The Debate on China's Exchange Rate by Jialin Zhang
Call Number: H96 .E85 no. 112
ISBN: 0817945628
Published/Created: 2004-09-17
Table of contents
China has been under heavy international pressure to abandon its currency's de facto peg to the U.S. dollar, since the United States alleged that the undervalued Chinese currency has widened the U.S. trade deficit with China and has cost U.S. manufacturing jobs over the past few years. U.S. policymakers and certain buisness sectors have urged China to revalue its currency. But the Chinese authorities argue that the competitiveness of Chinese goods comes from low labor costs rather than from the exchange rate. Meanwhile, most U.S. and Chinese economists agree that at this moment a sudden rise in the yuan's value would do more harm than good for China, the United States, and the world economy. This is not to say that China does not need to review the yuan's valuation and its exchange rate regime. Apart from external pressure, the yuan experiences and endogenous pressure to appreciate, stemming from the huge inflow of foreign assets--current-account surplus and foreign direct investment (FDI). China's foreign reserves continue to mount and its money supply has skyrocketed. Without a revaluation, these increases may lead to overheating of the economy and may fuel inflation. This is the dilemma Chinese authorities face. It is difficult to determine, however, whether a currency is undervalued or overvalued in a nonmarket economy.

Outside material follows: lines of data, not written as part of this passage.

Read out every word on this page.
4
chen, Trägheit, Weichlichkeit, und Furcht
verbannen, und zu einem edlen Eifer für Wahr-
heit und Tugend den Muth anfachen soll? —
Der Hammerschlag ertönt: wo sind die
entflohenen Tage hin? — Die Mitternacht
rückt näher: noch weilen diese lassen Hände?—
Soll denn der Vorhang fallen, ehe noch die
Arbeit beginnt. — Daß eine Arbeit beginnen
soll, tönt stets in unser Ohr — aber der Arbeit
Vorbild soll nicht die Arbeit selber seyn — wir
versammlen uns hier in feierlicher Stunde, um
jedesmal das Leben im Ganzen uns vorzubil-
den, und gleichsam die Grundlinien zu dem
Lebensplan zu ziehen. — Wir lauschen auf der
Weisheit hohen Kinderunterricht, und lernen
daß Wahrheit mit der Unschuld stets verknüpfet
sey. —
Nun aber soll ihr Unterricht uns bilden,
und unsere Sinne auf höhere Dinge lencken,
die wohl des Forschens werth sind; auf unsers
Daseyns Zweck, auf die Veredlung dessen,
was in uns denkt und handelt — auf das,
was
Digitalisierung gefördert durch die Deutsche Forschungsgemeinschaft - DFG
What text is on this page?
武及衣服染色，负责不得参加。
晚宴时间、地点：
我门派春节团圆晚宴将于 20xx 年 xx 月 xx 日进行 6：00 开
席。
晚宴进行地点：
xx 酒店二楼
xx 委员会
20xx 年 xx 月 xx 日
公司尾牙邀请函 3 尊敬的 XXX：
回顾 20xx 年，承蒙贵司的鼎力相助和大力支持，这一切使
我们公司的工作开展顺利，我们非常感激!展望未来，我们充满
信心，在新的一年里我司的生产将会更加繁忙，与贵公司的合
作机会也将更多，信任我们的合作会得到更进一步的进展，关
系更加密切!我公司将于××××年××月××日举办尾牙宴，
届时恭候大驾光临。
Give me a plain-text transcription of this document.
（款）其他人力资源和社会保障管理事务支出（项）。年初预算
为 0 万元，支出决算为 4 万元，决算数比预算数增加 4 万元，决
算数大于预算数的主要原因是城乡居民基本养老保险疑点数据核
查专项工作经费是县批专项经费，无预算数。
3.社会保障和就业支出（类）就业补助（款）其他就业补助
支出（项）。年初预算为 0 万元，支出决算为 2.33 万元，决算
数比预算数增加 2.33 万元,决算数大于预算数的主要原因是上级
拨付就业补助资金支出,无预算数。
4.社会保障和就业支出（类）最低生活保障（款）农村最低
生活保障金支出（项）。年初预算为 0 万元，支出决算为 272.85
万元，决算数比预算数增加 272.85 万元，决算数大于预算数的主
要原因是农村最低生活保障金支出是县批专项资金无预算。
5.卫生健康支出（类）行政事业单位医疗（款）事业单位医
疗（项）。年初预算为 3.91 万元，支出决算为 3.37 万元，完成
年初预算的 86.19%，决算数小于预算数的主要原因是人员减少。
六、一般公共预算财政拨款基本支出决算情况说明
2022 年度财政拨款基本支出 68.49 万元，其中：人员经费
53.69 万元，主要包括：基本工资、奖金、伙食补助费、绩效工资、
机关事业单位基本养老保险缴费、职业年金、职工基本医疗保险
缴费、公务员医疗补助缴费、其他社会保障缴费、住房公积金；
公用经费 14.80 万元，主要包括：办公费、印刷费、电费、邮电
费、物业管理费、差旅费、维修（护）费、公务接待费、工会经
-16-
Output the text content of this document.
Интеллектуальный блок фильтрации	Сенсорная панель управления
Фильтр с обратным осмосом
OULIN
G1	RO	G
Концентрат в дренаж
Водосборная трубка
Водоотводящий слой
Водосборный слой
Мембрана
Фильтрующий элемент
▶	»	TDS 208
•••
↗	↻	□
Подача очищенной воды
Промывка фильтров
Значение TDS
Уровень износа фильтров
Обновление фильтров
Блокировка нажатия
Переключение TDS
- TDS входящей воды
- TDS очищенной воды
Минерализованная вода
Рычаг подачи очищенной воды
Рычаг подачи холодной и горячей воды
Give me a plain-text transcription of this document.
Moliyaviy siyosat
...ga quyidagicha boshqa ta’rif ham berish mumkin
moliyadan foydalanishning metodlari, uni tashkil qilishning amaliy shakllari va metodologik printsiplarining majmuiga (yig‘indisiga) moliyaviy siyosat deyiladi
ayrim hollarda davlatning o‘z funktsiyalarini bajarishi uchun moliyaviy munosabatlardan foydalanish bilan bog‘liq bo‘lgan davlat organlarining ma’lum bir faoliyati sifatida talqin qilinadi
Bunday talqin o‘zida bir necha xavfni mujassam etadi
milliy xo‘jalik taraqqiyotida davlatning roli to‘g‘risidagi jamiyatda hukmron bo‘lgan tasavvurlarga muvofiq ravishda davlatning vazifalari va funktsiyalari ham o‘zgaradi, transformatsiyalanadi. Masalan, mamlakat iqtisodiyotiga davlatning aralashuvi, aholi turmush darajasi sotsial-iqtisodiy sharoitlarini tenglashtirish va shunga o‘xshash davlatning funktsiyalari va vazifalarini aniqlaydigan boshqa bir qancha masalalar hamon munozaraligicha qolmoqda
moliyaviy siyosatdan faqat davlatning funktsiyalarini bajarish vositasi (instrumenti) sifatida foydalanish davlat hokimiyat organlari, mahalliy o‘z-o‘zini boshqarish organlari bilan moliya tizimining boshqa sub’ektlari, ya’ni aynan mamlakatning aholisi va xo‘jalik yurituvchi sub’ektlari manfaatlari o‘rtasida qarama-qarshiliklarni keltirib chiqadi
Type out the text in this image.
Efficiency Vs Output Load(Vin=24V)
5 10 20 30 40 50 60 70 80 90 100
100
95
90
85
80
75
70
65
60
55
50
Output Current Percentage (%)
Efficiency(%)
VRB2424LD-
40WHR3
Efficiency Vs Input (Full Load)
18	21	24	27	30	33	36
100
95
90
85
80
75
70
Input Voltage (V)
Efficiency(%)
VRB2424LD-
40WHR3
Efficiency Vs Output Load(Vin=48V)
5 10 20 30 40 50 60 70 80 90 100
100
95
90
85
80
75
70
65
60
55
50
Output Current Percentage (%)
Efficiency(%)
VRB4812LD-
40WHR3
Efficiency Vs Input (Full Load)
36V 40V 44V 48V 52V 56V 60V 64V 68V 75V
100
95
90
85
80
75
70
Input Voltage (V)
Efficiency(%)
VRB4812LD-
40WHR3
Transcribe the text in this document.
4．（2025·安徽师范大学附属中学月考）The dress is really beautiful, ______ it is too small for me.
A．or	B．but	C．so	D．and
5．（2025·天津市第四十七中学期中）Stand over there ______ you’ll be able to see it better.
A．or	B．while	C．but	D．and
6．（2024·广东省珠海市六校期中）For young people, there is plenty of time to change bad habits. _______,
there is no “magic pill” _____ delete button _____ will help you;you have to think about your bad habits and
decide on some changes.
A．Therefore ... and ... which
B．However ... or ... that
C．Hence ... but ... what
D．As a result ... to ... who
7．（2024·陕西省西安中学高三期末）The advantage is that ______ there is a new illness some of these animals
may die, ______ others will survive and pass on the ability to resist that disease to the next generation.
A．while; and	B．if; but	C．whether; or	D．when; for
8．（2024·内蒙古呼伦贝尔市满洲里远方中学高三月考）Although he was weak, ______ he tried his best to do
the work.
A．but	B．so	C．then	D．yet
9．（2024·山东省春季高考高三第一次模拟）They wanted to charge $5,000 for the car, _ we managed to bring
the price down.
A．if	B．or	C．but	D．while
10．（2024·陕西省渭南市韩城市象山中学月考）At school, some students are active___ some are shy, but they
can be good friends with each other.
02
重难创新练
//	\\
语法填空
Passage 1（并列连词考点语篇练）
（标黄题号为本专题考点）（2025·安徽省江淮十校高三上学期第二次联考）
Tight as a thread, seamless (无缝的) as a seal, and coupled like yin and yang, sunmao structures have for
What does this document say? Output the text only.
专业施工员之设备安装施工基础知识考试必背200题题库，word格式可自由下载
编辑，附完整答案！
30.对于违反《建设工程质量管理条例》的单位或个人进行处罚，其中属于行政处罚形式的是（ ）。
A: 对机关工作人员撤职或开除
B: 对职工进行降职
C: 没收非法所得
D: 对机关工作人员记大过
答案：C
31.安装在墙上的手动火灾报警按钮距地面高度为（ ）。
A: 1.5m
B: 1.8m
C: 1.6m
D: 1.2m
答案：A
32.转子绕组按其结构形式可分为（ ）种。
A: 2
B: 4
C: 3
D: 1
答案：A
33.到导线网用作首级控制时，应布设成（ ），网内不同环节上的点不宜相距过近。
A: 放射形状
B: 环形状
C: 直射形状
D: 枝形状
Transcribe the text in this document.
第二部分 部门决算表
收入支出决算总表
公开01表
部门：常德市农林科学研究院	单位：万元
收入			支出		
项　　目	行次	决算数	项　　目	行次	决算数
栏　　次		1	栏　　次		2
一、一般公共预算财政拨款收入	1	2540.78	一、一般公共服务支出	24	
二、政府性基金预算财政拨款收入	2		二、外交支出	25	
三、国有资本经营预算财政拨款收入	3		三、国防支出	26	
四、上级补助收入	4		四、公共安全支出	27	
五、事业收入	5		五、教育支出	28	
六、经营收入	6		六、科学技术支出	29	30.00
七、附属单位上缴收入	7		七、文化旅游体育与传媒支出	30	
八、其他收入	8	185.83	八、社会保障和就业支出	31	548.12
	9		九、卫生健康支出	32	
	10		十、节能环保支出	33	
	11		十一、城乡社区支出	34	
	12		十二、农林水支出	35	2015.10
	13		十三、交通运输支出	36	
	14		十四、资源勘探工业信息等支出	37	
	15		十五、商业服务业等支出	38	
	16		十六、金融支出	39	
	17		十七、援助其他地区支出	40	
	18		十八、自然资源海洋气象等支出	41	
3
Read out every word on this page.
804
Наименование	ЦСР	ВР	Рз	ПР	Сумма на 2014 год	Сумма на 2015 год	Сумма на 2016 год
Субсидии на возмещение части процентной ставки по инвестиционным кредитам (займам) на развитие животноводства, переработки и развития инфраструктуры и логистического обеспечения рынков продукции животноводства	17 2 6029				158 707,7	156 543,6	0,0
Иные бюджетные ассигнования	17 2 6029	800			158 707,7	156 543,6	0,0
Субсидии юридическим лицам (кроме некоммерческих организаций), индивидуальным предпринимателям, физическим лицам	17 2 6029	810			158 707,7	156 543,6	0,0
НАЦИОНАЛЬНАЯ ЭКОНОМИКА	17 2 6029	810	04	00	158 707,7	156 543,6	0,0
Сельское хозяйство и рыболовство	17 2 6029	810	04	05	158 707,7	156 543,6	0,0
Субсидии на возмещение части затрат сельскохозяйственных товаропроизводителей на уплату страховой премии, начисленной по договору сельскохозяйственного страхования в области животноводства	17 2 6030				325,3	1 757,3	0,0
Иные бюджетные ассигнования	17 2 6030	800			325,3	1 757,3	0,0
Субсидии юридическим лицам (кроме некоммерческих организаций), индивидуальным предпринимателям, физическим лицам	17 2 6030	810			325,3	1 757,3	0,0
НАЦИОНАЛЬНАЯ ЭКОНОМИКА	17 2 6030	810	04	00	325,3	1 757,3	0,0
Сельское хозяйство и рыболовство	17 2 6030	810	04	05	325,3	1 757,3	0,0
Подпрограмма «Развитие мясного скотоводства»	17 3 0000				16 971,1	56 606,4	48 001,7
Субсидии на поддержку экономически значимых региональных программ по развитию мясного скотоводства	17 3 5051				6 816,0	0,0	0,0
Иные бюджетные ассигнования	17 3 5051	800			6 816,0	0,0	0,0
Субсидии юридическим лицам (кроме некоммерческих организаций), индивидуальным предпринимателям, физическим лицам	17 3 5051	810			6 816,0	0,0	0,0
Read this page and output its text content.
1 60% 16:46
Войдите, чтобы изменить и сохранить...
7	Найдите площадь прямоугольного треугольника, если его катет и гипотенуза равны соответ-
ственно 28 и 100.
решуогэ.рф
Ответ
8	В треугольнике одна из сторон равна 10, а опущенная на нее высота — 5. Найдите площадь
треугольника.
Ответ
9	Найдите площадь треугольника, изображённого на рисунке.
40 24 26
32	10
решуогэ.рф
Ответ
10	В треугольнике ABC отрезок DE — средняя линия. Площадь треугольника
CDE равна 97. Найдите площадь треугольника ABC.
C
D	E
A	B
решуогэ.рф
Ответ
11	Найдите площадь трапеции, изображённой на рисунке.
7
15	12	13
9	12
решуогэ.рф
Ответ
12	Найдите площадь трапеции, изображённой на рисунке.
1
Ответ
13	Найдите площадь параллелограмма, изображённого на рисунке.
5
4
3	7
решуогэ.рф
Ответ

The capital account is under strict control in China, and the real foreign exchange market is yet to be established. The yuan's echange rate, which is actually dictated by the government, cannot be regarded as the market equilibrium rate, nor can it serve as a true mirror of the country's real supply and demand for foreign exchange. It is sensible to change the foreign exchange regime itself rather than to change its value. In light of China's fragile financial system both American and Chinese expert urge China's policymakers to accelerate the reform and opening up of the financial sector, allowing more foreign participation. Before hectoring China to lift its capital control and adopt a free-floated exchange rate regime, it is better for developed countries to help China fix its state-owned enterprises, especially the banking sector, established a real foreign exchange market, and create a true market economy. These reforms will provide tangible economic benefits for China and in turn for the United States and global economy.